I also remember learning to peel and mash garlic with a mortar and pestle, how to debone fish with my fingers, and how to flatten small pieces of dough with my hands for siopao. My culinary skills took a bit of a nosedive when I became a teenager and learned how to make a bunch of edible experiments by varying the number of seconds for which I nuked them at power level 10. If you've ever microwaved a marshmallow, you know what I'm talking about...
When I moved into my first kitchen as an adult, I only had the basics: a few spare pots and pans, some cutlery, and a paring knife. I inherited an egg beater from my mother-in-law, one you turned with a crank. I refused to buy an electric mixer... but I can't remember why. Instead, I cranked out many meals with my one knife and my trusty beater. I made some pretty impressive meringues and pavlovas with that thing...
Come to think of it, it's been years since I made a pavlova. Hmm... weekend project...
I read an article this weekend about someone learning to cook into a tiny kitchen, and it made me think of how I learned to make my way around a kitchen with my sparing tools. Over the years, I've picked up fancier, more expensive, more "professional" gear in the kitchen. I recently saved up my money to buy a Vitamix, and it's been fantastic.

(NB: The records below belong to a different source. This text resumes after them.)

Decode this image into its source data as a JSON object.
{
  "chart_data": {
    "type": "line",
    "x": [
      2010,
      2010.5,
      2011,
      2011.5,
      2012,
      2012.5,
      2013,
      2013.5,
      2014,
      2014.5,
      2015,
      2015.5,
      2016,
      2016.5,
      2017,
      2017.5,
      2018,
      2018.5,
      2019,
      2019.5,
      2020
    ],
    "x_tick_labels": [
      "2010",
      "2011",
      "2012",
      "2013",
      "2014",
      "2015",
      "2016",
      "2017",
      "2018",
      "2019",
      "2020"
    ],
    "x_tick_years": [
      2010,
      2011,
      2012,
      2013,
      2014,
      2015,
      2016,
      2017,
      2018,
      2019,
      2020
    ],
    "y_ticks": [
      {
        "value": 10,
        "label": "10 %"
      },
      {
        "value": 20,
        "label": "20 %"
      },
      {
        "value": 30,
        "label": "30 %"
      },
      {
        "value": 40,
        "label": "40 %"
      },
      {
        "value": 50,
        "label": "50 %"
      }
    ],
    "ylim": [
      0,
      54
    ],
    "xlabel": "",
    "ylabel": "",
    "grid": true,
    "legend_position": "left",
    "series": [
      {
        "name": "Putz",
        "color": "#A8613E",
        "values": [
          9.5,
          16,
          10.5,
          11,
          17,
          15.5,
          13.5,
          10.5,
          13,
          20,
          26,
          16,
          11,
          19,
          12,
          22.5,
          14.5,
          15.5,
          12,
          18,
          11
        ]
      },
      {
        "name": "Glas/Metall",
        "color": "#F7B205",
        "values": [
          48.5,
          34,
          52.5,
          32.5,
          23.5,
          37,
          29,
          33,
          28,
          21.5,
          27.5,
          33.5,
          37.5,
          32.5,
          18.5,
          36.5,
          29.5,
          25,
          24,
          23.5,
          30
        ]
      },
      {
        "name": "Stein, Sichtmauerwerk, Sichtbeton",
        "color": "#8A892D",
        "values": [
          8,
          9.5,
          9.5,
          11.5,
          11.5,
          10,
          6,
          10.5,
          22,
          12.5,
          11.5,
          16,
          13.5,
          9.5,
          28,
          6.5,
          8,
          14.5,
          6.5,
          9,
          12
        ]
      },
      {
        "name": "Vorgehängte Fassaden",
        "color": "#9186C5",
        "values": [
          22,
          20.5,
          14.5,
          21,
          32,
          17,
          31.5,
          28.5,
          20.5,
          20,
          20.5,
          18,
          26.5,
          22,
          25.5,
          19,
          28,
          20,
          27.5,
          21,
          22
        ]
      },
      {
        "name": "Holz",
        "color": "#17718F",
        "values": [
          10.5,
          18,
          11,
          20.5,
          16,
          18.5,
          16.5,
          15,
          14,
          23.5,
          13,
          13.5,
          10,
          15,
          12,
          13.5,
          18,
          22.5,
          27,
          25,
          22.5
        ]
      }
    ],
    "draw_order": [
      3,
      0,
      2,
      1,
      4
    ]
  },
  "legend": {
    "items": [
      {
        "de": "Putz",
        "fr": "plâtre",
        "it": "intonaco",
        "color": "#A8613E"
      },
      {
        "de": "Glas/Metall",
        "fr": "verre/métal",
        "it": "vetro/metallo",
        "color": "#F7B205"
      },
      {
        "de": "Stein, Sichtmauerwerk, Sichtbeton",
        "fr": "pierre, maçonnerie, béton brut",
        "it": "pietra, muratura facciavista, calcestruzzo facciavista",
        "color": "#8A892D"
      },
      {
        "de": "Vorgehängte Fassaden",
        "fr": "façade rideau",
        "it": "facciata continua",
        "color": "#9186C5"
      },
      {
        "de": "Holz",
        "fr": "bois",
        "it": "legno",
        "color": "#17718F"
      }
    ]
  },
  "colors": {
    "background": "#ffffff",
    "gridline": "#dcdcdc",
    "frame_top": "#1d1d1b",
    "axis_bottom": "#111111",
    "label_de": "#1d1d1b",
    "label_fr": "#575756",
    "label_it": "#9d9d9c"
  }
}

I wondered if I felt a bit guilty for abandoning the simpler way to do things in the kitchen for the flashy appliances that are First World "must haves." I decided that I don't feel guilty at all. I think that, if I hadn't spent all that time cranking that fricking beater to make light and fluffy meringues, then I wouldn't know how to use my Kitchen Aid to its best abilities. If I hadn't spent my life chopping vegetables, then I wouldn't know how to prevent my hand blender from overheating. And if I hadn't spent all this time knitting and crocheting things, then I wouldn't know what a good quality sweater ought to look like.
Owning a Ferrari doesn't make you a good race car driver.
I still use my second-hand egg whisk to make quiches and omelettes, and I still use my dough whisk to make bread. It's like straddling two worlds: one where things are created with daydreams, and one where things are created instantly, like magic. It's an interesting line to think about.
Today, I'm inspired by people who have done the tedious things a hundred-bajillion times in order to create the things that allow us mortals to do them pretty well the first time. I won't be hand-blending my smoothies anytime soon, but I'm grateful to know the value of learning how to make things through good ol' elbow grease, and I feel pretty good about sharing that experience with the Vitamix geniuses. Whether they know it or not, we come from the same stock.